Hughes Software fell from grace when the management revised its revenues guidance down from previously estimated 60% to a current expectation of about 25% to 35%. Consequently, the company’s stock witnessed selling. However, the real blow came when the company declared its results for 2QFY02. The concerns regarding the company’s product sales were proved to be true. The product sales had declined by 59% sequentially during the quarter. This caused the operating margins to come down sharply from 34% in 1QFY02 to 17% in 2QFY02.
However, the merger of Hughes Electronics with Echostar lifted the stock price once again as a possibility of a buy back emerged on the back of a change in management control of the company. While the company intimated the exchange that there would be no buy back, the SEBI asked the company to explain why there would not be any need for such a move. The decision on the matter is pending. The current stock price has the possibility of a buyback factored in. And if this does not come through the stock price might witness a significant downside.
However, Hughes has been increasing the breadth of its offerings to counter the slowdown in demand. The company has recently unveiled the SIP User Agent Toolkit and Server Framework to significantly reduce "time to market" for developers using the Session Initiation Protocol (SIP) route to offer solutions for the voice over packet market. Theses offerings simplify the development of phones, SIP-Interface in software switches and SIP gateways allowing user to deploy their solutions faster. According to the company, the SIP toolkit server offerings would be critical in enabling technology for the future of IP communications.

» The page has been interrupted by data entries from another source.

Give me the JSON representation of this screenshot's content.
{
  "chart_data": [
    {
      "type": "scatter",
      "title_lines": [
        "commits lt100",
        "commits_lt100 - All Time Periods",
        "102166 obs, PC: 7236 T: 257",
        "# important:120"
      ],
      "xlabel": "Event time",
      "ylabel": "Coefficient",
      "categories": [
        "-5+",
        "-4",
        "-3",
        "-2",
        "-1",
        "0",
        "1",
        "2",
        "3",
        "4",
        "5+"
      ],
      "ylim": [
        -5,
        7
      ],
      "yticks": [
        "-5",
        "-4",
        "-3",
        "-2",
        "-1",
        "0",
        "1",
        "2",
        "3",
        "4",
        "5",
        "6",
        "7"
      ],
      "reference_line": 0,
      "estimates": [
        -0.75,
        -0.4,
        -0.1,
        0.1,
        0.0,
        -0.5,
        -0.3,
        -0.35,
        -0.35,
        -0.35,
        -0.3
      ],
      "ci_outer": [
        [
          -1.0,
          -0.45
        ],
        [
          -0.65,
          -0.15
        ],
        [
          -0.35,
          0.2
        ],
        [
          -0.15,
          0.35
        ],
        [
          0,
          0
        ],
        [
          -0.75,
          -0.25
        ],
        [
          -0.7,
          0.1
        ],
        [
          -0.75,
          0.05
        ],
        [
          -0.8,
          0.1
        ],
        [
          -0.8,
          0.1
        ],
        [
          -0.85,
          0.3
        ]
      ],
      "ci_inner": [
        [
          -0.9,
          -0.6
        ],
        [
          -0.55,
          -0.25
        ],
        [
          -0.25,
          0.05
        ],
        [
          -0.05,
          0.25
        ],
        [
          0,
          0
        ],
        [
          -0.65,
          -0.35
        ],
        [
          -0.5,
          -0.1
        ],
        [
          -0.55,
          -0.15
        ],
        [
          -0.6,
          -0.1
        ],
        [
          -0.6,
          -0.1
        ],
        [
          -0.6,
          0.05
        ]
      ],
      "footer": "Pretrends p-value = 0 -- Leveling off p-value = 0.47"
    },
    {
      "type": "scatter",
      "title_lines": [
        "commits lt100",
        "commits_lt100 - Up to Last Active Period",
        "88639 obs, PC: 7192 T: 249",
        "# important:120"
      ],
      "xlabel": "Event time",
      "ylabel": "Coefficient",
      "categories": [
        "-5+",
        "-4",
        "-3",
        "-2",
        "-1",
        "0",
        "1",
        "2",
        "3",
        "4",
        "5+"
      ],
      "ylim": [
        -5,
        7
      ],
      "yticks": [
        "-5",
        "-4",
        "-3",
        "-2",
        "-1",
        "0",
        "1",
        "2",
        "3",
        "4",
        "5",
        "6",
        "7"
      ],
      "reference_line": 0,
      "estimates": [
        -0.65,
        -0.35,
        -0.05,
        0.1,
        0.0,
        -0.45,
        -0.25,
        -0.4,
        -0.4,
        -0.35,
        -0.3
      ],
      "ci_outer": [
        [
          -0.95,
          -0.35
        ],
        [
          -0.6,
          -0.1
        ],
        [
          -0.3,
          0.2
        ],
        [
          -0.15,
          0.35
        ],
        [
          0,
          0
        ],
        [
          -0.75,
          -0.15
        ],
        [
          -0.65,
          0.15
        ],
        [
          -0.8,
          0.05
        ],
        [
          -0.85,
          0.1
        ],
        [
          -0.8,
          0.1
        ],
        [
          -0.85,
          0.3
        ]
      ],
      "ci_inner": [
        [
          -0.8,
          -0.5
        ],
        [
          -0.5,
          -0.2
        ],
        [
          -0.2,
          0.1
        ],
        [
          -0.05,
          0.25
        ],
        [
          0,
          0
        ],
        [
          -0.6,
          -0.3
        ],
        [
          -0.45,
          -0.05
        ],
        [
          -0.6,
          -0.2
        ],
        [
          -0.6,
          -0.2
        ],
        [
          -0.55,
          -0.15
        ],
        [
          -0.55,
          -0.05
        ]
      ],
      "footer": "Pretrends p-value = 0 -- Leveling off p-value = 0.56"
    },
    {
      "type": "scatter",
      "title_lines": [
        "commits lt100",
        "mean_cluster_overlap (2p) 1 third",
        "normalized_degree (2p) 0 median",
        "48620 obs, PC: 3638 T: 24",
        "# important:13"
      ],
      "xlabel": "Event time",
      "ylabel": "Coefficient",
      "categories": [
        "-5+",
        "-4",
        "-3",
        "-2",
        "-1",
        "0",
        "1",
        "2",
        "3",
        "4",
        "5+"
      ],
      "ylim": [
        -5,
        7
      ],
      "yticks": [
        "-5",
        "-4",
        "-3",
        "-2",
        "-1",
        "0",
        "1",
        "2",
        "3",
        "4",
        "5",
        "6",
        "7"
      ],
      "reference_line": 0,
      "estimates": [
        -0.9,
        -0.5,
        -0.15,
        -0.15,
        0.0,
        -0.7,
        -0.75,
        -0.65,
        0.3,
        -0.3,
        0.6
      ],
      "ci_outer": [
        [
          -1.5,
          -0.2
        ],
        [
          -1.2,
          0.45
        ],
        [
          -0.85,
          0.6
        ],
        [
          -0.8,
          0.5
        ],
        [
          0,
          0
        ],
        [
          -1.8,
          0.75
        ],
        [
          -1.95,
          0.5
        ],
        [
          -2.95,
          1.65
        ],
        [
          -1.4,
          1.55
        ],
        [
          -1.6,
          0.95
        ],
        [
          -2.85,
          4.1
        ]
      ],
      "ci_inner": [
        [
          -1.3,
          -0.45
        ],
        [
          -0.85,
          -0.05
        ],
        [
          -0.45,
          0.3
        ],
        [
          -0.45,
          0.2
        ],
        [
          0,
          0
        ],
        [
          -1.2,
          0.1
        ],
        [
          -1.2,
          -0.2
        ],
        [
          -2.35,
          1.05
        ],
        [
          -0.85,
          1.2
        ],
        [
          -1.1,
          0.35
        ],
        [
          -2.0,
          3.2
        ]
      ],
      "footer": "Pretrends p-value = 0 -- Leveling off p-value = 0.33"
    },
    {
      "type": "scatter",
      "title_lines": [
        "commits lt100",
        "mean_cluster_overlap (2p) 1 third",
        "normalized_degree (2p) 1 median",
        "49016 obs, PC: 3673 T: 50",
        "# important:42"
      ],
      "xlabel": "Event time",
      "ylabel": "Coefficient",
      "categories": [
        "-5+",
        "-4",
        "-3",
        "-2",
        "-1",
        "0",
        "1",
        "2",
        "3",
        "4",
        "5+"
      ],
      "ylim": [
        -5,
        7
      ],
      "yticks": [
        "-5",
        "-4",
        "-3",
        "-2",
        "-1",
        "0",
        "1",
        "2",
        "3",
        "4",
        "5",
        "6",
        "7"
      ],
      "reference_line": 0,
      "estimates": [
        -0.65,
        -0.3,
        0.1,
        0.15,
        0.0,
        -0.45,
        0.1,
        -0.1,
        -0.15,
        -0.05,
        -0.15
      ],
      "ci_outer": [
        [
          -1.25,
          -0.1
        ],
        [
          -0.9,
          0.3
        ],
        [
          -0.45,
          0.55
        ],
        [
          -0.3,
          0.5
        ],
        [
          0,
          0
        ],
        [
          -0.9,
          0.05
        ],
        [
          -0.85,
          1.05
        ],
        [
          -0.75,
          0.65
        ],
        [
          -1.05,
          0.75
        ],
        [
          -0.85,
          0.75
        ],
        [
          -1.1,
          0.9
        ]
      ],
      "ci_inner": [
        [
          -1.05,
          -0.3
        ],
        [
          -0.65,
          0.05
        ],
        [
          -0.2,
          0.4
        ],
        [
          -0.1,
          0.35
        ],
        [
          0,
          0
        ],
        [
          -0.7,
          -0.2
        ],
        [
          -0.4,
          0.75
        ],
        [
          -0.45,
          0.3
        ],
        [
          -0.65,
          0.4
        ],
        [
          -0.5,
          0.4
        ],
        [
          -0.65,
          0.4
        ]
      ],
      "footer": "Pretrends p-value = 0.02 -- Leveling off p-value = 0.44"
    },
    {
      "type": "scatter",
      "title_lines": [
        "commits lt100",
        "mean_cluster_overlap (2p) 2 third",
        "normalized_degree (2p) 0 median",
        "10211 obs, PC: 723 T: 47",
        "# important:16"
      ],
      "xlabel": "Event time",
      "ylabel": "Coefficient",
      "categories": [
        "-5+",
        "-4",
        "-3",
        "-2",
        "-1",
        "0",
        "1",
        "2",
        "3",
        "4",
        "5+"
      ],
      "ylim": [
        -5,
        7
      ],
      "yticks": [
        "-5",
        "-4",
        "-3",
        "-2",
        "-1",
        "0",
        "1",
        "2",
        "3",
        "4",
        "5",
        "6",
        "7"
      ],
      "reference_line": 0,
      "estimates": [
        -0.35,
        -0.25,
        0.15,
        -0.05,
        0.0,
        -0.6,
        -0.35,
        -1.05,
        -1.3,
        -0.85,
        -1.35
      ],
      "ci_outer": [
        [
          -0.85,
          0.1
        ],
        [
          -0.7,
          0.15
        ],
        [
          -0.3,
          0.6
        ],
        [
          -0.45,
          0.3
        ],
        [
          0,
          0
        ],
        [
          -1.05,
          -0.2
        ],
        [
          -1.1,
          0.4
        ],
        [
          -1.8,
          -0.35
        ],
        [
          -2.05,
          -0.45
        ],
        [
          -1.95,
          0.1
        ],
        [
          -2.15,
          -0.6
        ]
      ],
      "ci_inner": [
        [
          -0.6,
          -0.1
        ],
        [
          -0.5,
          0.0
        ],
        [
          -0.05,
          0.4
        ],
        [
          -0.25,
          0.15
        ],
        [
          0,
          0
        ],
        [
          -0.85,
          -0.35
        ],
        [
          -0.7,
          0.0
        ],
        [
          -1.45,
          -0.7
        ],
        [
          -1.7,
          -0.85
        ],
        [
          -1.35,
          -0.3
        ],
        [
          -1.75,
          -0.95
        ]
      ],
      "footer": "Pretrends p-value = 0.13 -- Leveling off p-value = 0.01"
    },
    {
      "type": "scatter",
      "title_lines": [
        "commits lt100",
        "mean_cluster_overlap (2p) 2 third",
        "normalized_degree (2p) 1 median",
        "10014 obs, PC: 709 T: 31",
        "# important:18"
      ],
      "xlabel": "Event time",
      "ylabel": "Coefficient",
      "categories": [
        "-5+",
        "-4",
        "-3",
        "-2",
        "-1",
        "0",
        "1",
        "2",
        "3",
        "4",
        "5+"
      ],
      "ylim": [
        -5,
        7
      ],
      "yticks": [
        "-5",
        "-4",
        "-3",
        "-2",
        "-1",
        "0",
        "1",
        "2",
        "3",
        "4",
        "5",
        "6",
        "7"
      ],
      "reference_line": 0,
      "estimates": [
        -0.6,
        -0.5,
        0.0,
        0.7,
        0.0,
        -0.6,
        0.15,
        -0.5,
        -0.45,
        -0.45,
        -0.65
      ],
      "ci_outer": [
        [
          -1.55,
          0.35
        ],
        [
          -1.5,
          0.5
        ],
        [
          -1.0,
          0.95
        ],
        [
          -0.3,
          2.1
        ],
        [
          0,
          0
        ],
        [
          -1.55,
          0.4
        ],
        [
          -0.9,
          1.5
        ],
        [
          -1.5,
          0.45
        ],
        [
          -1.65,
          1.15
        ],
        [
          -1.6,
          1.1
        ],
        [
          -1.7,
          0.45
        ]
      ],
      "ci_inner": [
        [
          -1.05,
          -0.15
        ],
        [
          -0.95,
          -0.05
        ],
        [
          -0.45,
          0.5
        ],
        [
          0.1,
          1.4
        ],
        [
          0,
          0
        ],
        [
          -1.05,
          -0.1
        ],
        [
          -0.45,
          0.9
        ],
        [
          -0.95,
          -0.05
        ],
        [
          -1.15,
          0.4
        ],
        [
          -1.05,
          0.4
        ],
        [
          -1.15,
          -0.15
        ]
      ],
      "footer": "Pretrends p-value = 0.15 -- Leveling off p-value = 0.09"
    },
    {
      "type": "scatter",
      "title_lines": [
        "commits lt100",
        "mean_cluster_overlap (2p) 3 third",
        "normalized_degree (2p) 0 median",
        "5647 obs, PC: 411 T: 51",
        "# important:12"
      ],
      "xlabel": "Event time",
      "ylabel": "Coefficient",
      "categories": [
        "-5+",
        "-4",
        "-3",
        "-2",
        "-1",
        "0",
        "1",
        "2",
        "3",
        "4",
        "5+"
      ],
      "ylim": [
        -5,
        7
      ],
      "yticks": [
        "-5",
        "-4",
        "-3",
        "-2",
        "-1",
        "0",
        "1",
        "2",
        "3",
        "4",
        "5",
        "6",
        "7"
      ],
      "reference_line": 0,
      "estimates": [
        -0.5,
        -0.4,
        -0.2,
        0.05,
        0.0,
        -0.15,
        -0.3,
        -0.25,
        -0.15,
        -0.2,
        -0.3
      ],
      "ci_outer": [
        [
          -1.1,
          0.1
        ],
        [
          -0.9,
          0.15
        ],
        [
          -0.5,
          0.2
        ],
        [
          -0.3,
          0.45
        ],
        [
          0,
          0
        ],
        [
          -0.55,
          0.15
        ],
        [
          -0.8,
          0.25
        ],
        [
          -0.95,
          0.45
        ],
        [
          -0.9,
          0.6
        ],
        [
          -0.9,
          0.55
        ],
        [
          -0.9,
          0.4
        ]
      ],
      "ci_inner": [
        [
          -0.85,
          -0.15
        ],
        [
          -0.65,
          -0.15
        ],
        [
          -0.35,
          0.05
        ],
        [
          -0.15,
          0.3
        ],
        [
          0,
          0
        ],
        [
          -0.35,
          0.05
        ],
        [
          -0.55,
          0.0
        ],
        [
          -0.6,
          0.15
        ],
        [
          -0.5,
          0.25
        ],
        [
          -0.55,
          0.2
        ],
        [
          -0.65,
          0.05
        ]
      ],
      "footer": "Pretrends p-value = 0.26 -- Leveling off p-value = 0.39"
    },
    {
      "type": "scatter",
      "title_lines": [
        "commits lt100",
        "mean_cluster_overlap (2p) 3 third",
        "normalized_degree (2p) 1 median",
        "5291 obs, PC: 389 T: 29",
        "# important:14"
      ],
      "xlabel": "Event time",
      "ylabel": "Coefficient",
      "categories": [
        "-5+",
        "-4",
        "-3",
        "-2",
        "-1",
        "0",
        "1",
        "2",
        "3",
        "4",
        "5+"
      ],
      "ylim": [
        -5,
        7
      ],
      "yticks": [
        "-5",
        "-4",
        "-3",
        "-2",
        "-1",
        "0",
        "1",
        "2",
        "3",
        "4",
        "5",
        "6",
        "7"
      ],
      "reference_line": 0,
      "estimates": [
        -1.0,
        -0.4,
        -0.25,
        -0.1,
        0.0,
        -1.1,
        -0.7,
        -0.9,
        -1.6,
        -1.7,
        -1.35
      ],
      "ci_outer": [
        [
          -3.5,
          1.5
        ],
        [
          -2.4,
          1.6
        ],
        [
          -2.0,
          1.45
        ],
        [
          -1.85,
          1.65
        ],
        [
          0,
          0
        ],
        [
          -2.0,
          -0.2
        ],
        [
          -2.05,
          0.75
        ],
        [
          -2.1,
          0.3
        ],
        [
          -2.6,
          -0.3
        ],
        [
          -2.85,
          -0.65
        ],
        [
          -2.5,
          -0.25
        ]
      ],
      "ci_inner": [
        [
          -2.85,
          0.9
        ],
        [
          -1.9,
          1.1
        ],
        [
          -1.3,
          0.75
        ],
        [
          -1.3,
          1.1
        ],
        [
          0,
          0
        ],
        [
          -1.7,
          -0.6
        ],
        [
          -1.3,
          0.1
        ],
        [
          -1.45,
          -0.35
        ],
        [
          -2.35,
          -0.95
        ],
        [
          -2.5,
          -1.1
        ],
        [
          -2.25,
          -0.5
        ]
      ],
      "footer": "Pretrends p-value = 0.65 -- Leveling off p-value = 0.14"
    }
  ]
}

The company has also entered into an agreement with Motorola to provide advanced third generation (3G) mobile data protocol hardware/software platforms. NTTDoCoMo has recently introduced 3G services on a restricted basis in Japan. 3G services provide mobile access to the Internet with significant bandwidth that allows multimedia applications to be accessed. There is a strong possibility that the demand for 3G services will see a significant surge in the future. Technology advances could further improve the offerings and bring the cost of providing the services even lower. This would in turn add pace to the growth in demand for these services.
Expanding the horizon for its offerings, Hughes in the recent past entered into broadband communications applications space with a contract to provide specialized engineering services to Hughes Network Systems (HNS) for SPACEWAY. HSS will collaborate with Hughes and its broadband alliance partners to build a range of next generation peer-to-peer applications including high quality secure video based tools for business and residential applications, telemedicine, and distance learning-on-demand. With user applications getting increasingly bandwidth intensive, broadband could be the preferred mode to access the Internet in the near future.
Hughes positioning as a services provider for the OEMs in the area of convergent networks is a fundamental reason to look at the company as a possible investment opportunity. However, since these markets are impacted significantly by technological developments, the future is very uncertain. Also, the management’s credibility and ability to perform have taken a hit in the past.
However, if one has to take a cue from the past, the future is likely to see all kinds of networks converge and therefore, service providers like Hughes would have a significant role to play. At the current market price of Rs 263, the stock is trading at a P/E multiple of 21x its FY02E earnings. While in the near future the company’s stock price has no triggers and might witness a significant downside if there is no buy back offer, in the long term the company could see growth due to increase in demand for its services.